As it happens, a businessman who did explosives work during World War II heard about the plan – everyone in Florence, Oregon heard about the plan – and he had some concern. He thought it was too much dynamite, or not enough. Less dynamite, he thought, would push most of the whale into the sea. More dynamite would reduce it to a cloud of sinewy vapor.
The businessman, Walt Umenhofer, tried to warn George Thornton, but he was waved off. Thornton knew what he was doing.
So Walt Umenhofer parked his new car, an Oldsmobile 88, about a quarter-mile away to watch the explosion.
What happened next is the stuff of legends.
It was too much dynamite. Or too little. But when that whale exploded on Nov. 12, 1970, it blew up in pretty good chunks. Whale gristle rained down on people watching from the nearby sand dunes, but big chunks started falling too. Chunks that weighed as much as a man, in some cases.

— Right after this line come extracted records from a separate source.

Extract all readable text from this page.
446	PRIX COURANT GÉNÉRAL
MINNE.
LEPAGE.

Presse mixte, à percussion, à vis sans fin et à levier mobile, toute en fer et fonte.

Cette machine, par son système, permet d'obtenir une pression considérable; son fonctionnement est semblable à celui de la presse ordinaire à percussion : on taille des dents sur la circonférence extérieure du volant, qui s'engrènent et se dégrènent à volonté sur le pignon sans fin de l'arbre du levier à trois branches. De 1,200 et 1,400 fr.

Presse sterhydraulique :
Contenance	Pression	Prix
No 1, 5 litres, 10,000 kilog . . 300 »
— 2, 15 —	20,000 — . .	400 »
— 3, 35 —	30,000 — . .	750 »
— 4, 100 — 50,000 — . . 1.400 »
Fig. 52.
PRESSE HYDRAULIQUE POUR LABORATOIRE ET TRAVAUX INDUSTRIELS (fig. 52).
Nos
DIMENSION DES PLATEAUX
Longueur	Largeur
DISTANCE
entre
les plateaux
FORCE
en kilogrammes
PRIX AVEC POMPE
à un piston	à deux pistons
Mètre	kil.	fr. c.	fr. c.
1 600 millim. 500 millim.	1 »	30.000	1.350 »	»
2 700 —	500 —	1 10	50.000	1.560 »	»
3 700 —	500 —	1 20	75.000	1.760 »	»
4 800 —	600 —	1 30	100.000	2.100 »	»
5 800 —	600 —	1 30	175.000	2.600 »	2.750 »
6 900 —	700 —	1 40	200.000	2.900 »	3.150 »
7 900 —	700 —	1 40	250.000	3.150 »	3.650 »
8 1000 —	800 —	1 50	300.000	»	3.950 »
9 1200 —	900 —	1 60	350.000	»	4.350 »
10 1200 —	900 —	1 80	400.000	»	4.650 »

And the blast radius was pretty big. In fact, according to local reports, Walt Umenhofer’s new car, parked a quarter-mile away, was totaled, when a very large chunk of blubber landed on the roof.
I know what you’re thinking. This sounds like a whale of a tale.
Well, guys, don’t take my word for any of this.
Watch the report right here:
By the way, remember the idea that the seagulls would eat the chunks? They didn’t. The blast scared them off. Cleaning up all that blubber took Florence, Oregon a couple of days, and a lot of elbow grease.
Really, what more can I say?
Be assured of our prayers. And please pray for us. We need it.